I’ve been doing a lot of thinking recently about my contribution to the debate on RCTs. Several weeks after the Evaluation Conclave in Kathmandu, I’m ready to give my two cents. First things first: A little context. RCT = Randomized Control Trial, an impact evaluation method that establishes “rigor” by using control and treatment group(s) to determine whether particular outcomes can be attributed to a particular program or intervention. A quick review of literature or participation in enough conferences, and one can see that RCTs are often presented as the “gold standard” in evaluation for their ability to show statistically significant differences in outcomes while controlling for various influencing factors. Sounds good, right? Certainly many students, practitioners and policymakers are seduced by its empirical and scientific nature. As with any subject in international development, however, it’s not so simple. Michael Quinn Patton’s keynote at the Evaluation Conclave presents a strong argument against the uncritical acceptance of RCTs as the method for showing impact. I urge you to watch it (and read his book on Developmental Evaluation while you’re at it!)
Now some in the evaluation field may think the RCT debate is “stale,” yet the sheer proliferation of donors and implementing organizations commissioning such evaluations proves that this is not the case. In fact, graduate schools across the country are churning out impact evaluators by the dozen. On the one hand, top schools can’t be blamed for teaching skills that are high in demand; their students will surely get jobs, and with high profile organizations at that. But they are producing far too many “development as usual” professionals who are hesitant to engage in critiques about the way development is done and about the way development projects are evaluated. Is evaluation just another manifestation of development being “done to” countries rather than “done with” countries? The trend towards RCTs surely seems to lead to this conclusion. Who are evaluations being produced for? And why? Local governments aren’t the ones begging for RCTs; the donors are asking and implementing organizations are producing! De facto policy can be made pretty quickly with enough money to incentivize it. Is there a time and a place for RCTs? Of course (Read here for a great post about various options for impact evaluations). RCTs in and of themselves are not “evil” as some opponents would suggest—they have strong merits in many cases (though sometimes questionable ethics when it comes to assigning beneficiaries to life changing programs!)

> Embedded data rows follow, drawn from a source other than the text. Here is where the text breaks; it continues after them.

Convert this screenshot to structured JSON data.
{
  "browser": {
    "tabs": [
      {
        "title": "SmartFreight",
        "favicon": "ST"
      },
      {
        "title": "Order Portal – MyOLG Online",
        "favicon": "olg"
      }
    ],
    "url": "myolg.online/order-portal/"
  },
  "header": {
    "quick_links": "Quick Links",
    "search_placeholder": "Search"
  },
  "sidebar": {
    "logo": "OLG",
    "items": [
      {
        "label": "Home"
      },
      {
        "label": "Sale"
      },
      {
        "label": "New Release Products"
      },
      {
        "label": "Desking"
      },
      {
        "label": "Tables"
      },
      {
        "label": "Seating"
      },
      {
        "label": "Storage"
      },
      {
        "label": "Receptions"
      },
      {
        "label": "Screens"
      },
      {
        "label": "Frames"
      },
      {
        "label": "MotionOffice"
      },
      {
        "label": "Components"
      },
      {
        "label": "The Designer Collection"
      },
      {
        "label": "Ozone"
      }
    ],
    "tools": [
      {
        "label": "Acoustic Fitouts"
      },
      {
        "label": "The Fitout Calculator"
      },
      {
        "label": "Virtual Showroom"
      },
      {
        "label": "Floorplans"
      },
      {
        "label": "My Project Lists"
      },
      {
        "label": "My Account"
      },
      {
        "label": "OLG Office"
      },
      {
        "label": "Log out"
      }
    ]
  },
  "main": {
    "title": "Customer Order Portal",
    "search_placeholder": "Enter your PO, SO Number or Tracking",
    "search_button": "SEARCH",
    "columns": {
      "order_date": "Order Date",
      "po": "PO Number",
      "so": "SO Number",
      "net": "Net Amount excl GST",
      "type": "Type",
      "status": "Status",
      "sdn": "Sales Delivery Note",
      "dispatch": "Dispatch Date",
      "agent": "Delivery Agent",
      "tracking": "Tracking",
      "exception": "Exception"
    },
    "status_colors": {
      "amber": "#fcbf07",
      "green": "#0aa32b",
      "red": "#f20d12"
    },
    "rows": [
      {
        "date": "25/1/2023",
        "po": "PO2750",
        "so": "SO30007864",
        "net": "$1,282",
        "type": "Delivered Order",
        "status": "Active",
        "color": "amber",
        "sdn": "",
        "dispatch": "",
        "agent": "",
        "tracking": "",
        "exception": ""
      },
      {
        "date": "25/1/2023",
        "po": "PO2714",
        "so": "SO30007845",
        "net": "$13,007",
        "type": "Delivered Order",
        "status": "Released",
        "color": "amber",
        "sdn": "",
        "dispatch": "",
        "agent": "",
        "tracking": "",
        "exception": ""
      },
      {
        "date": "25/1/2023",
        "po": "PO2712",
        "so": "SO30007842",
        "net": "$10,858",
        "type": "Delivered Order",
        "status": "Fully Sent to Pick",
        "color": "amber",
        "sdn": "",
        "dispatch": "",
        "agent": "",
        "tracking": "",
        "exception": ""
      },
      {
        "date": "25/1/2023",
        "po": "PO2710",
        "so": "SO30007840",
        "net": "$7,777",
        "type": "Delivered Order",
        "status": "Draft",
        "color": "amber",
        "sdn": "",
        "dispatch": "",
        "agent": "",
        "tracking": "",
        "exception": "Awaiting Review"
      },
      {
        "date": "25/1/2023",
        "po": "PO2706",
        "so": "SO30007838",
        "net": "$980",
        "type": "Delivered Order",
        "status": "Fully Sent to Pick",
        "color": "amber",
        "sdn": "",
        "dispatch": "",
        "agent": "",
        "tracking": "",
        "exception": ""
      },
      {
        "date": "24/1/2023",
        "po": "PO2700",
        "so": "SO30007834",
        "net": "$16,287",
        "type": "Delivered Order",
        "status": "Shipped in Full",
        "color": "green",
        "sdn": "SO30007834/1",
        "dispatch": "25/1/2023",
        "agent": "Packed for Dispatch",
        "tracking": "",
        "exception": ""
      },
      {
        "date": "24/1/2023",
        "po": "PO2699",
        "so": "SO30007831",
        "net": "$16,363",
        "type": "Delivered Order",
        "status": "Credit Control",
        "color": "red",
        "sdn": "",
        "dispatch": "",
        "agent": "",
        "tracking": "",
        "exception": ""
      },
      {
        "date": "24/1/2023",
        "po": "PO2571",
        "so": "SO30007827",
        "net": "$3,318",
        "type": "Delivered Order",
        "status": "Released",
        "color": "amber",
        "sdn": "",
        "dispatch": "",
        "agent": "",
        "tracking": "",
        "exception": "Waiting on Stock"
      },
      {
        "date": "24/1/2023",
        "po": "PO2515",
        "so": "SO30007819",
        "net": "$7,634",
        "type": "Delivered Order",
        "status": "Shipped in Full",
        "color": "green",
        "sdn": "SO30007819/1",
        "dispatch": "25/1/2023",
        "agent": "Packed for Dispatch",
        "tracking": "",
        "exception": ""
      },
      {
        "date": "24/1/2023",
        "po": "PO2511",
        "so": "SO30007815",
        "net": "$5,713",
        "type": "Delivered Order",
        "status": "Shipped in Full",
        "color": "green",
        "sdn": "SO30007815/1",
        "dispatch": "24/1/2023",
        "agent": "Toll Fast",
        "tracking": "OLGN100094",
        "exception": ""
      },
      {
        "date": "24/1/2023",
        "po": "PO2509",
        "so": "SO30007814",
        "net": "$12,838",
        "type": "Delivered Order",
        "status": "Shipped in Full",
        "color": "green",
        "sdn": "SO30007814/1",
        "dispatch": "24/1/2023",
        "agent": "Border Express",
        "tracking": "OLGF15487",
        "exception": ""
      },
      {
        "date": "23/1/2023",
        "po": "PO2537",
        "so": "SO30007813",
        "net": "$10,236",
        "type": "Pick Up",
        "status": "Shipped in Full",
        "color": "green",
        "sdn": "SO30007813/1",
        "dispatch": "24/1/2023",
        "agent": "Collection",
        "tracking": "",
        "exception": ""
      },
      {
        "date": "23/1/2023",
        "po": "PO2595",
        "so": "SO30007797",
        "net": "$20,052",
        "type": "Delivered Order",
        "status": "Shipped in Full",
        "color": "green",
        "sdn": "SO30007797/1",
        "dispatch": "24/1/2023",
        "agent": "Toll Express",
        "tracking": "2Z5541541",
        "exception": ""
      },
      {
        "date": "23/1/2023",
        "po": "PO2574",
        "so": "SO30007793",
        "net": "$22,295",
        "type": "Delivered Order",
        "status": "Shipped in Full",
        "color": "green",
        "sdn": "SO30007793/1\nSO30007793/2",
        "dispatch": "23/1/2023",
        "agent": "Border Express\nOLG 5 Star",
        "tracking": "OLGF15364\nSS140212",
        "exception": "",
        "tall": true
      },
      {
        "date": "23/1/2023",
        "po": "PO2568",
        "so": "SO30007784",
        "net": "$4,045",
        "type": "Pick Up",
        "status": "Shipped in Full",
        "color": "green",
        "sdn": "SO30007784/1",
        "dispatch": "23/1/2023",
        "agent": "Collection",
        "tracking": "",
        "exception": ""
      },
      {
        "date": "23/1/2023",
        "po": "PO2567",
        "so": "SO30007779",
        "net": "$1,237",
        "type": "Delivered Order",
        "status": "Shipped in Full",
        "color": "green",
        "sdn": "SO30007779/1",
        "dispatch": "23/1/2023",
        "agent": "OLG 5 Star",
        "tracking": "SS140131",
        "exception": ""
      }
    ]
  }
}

It comes down to balancing accountability with learning and research with evaluation. Donors must make smart investments, and organizations must be accountable for funds they’ve been awarded. But there is too much pressure to take learning out of the equation. Who are the end users of evaluations? What purpose(s) do they serve? We cannot remove context when years of research and experience show that context can make or break a project. If a randomized control trial experiment finds that increased school attendance in Honduras can be attributed to a specific education program, what are the implications? Will we attempt to “scale up” the project based on information that tells us little about why the program worked in a particular place and time? Can we use that evidence to justify a similar project in Cambodia? Tajikistan? Mozambique? I think we can do better in terms of evaluating program impact in context-specific ways that provide useful information for those on the ground. This is particularly important for those who may not find highly technical RCT results to be readily accessible, but who need to understand why programs succeed or fail. After all, if partnering with local governments and local NGOs can lead to more successful program implementation, it can also lead to more successful (and useful) program evaluation. But the evaluations should be designed according to terms agreed to by everyone involved. Given all available options, I’d be interested to see how many times an RCT would be universally selected.
As the blog post title suggests, this is a debate folks, so let me know where you fall in the “continuum” of opinions!